A real opportunity for rehabilitation was ‘a necessary element of any part of the detention which is to be justified solely by reference to public protection’. Detention for public protection could not be allowed to ‘open the door to arbitrary detention’.
Reasonable provision of rehabilitative services was all that was required. Yes, persons could be detained indefinitely on the grounds of public protection from the risk they posed, but the system had to provide for those risks to be reduced through rehabilitation. As the courts below recognised, this was ‘inherent’ in the way the legislation was intended to work in practice. For Strasbourg however, it was also inherent to the question of lawfulness.
What now for IPPs?
The government says it intends to appeal, though given the clear reasoning and unanimous decision it is difficult to see the Grand Camber at the European Court giving much consideration to any appeal.
What the ECtHR has not ruled is that the whole concept of indefinite preventive detention after a prisoner has completed the punitive part of his sentence (tariff) is in breach of the human rights convention. IPP sentences are still being handed down even though parliament has passed a law (as part of the Legal Aid, Sentencing and Punishment of Offenders (LASPO) Act given royal assent on 1 May 2012) that includes abolition of future IPP sentences, because that part of the Act comes into effect only on a date to be fixed by the Justice Secretary, and no such date has yet been fixed.

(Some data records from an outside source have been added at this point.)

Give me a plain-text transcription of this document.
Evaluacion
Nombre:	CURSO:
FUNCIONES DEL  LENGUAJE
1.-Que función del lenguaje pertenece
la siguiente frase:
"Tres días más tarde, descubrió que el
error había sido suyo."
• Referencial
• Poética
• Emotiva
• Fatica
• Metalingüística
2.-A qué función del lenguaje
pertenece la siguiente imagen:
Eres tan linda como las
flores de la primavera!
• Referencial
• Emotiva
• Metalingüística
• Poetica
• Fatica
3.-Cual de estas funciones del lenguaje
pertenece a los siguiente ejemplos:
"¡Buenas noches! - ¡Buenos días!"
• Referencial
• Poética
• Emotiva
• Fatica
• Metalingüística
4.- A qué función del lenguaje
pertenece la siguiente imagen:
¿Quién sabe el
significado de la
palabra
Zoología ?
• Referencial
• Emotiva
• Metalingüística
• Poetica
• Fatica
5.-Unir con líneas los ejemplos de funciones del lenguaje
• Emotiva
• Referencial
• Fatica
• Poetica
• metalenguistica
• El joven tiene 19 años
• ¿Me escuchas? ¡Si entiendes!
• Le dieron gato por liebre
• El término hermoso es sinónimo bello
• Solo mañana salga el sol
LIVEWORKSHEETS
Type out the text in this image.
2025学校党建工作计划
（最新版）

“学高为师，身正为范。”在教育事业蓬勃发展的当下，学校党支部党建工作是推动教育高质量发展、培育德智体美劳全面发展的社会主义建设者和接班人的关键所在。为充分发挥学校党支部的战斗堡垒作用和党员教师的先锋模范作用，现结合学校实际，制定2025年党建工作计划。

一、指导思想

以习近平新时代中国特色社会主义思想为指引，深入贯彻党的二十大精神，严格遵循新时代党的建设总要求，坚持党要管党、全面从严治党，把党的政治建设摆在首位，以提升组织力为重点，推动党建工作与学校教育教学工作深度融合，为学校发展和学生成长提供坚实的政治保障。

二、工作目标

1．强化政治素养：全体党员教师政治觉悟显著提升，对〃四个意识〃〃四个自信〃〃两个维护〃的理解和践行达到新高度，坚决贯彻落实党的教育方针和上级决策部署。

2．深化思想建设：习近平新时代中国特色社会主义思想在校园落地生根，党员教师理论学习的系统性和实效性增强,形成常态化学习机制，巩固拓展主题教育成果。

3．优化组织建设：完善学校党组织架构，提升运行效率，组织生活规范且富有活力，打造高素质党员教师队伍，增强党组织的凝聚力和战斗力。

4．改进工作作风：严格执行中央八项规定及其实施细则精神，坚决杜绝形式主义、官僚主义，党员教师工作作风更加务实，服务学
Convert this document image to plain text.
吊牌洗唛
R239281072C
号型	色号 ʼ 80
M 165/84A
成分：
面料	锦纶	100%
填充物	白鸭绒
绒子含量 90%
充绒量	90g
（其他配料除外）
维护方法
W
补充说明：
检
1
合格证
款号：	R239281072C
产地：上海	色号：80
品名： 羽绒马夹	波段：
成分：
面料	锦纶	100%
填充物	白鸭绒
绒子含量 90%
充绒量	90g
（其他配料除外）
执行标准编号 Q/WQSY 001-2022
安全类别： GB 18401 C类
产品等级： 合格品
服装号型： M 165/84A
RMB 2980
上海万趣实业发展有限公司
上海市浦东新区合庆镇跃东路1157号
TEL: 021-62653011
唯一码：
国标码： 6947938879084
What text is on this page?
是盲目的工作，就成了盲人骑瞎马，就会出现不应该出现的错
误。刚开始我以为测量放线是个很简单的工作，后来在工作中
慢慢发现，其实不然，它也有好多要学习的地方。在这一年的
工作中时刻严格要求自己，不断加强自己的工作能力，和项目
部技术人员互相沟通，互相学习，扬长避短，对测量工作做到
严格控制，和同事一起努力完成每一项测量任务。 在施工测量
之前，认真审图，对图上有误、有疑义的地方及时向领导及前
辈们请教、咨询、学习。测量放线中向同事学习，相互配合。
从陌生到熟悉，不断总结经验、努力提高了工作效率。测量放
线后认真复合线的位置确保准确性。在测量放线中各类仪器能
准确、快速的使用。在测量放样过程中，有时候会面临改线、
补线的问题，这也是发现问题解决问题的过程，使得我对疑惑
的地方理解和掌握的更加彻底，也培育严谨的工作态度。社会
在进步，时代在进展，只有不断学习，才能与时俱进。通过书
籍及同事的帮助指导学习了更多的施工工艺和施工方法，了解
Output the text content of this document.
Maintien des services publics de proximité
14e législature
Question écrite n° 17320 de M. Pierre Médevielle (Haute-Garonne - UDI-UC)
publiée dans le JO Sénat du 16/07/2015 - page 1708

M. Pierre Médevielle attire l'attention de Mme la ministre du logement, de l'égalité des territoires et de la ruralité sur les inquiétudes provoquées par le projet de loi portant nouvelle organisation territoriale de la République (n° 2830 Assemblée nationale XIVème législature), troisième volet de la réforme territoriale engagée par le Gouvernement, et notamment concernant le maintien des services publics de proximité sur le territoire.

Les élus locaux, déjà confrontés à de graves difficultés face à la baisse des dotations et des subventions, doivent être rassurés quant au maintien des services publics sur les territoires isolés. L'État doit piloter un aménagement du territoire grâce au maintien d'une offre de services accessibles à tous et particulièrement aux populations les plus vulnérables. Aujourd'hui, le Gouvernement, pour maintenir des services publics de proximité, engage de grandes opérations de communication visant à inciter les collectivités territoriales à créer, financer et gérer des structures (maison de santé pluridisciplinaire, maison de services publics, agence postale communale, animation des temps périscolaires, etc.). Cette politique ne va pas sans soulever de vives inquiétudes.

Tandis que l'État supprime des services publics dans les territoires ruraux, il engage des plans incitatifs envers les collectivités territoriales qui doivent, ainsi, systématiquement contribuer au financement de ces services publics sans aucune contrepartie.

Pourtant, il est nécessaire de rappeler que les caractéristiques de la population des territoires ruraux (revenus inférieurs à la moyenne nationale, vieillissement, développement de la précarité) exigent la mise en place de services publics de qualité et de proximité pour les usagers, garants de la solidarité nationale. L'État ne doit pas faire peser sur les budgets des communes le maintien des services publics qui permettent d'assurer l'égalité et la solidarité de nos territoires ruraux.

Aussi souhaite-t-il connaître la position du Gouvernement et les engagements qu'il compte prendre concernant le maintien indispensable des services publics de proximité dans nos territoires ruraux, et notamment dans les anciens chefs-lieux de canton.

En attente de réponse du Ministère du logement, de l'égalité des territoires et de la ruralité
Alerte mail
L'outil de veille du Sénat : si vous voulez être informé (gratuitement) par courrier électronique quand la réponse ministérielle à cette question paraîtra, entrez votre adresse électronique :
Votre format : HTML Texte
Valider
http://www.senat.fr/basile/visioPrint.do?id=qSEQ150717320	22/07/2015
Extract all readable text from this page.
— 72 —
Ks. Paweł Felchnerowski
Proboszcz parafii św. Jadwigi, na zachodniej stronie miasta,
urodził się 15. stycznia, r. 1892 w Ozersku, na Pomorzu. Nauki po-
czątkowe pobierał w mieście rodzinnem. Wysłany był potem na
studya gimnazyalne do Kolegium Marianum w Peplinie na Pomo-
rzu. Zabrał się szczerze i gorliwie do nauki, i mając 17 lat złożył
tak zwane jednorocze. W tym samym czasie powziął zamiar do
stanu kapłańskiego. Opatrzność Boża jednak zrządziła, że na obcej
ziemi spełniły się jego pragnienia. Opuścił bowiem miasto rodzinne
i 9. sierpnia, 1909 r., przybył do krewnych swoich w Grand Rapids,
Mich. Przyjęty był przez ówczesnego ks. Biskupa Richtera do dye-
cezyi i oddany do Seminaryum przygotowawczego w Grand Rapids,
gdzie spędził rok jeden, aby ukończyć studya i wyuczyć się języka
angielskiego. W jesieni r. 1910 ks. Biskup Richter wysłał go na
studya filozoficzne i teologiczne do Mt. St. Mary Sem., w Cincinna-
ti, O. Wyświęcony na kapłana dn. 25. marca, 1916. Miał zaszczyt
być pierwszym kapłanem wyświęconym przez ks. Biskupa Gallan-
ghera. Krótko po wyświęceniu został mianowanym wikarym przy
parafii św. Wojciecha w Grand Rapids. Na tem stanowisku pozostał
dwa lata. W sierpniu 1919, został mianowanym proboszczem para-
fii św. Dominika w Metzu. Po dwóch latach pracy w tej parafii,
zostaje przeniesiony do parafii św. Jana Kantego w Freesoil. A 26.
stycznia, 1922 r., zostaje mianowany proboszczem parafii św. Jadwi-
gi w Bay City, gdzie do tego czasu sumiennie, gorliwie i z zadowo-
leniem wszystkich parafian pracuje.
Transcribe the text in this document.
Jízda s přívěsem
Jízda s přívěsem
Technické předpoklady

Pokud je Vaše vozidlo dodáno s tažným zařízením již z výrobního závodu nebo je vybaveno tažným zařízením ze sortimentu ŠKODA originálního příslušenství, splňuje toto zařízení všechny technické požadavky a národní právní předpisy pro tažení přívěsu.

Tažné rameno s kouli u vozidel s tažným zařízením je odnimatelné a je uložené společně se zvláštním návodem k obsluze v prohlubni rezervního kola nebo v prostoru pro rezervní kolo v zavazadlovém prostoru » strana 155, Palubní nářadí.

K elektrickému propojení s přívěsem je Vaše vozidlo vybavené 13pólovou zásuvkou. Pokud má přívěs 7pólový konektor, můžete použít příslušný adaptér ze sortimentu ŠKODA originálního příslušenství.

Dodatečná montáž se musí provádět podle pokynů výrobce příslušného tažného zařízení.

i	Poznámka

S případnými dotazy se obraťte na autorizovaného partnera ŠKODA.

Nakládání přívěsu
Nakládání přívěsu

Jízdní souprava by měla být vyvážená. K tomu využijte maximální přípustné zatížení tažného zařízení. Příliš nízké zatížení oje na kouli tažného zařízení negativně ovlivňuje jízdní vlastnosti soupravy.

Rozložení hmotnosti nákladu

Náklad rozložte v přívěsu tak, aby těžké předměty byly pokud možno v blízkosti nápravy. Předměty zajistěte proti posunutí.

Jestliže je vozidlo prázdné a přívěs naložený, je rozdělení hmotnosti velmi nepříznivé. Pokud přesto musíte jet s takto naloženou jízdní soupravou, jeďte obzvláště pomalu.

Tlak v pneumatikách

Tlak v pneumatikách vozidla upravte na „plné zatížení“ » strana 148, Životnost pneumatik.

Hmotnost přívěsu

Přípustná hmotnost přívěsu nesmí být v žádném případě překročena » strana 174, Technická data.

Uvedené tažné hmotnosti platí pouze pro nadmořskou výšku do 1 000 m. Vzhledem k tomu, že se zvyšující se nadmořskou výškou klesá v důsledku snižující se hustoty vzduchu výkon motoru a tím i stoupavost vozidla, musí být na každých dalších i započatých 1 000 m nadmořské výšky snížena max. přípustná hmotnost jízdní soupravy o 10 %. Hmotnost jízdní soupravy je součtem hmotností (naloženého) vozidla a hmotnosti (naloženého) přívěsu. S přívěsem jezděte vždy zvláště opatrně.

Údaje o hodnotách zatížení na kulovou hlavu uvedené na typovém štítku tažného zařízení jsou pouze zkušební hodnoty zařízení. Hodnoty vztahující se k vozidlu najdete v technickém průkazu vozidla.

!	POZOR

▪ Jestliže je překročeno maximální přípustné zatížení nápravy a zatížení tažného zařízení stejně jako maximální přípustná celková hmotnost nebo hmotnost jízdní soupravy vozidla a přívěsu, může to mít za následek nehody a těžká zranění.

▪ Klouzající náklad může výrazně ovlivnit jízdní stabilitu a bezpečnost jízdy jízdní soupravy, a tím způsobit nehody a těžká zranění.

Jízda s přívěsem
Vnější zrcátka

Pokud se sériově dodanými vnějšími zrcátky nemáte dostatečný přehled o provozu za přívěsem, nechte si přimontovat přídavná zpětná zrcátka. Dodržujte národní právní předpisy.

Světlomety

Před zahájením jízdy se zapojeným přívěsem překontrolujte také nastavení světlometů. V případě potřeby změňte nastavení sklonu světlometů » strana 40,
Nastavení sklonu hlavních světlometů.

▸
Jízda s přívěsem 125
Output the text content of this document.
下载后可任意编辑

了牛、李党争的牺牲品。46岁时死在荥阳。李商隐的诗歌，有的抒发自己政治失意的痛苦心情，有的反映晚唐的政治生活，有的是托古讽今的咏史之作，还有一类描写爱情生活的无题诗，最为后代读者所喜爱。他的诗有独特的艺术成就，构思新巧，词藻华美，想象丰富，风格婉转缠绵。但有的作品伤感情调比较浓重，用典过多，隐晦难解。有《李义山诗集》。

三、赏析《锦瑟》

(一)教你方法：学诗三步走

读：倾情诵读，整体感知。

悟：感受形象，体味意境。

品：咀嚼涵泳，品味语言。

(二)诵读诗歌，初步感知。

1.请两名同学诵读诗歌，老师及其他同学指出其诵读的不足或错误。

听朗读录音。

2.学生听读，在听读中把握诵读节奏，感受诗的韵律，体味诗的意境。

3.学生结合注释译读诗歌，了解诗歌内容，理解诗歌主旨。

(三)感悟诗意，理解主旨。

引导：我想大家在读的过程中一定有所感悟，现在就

However this judgment does give some definition to arbitrary detention and may be useful in other contexts such as whole life sentences which are up for judgement in Strasbourg shortly. It will also hopefully put pressure on the government to bring into force the repeal of IPP sentences and to work out how to rapidly reduce the existing ones.
There are also likely to be immediate practical consequences in terms of potential damages claims brought on behalf of those 3,000-plus prisoners currently over tariff, as well as other IPP prisoners who have been released but were themselves arbitrarily deprived of their liberty as a result of the systemic failings noted by the Court. These could be brought under Section 8 of the Human Rights Act 1998 though any HRA claims would be limited to relatively low awards reflecting ‘just satisfaction’ within the meaning of Article 41 ECHR (the applicants received only a few thousand Euros each).
An additional caveat is that only those who can show that their release has been significantly delayed by an absence of specific available courses, specifically prescribed as conditions for consideration for release, are likely to have a case for compensation. IPP prisoners who have yet to complete their tariffs are unlikely to qualify for compensation.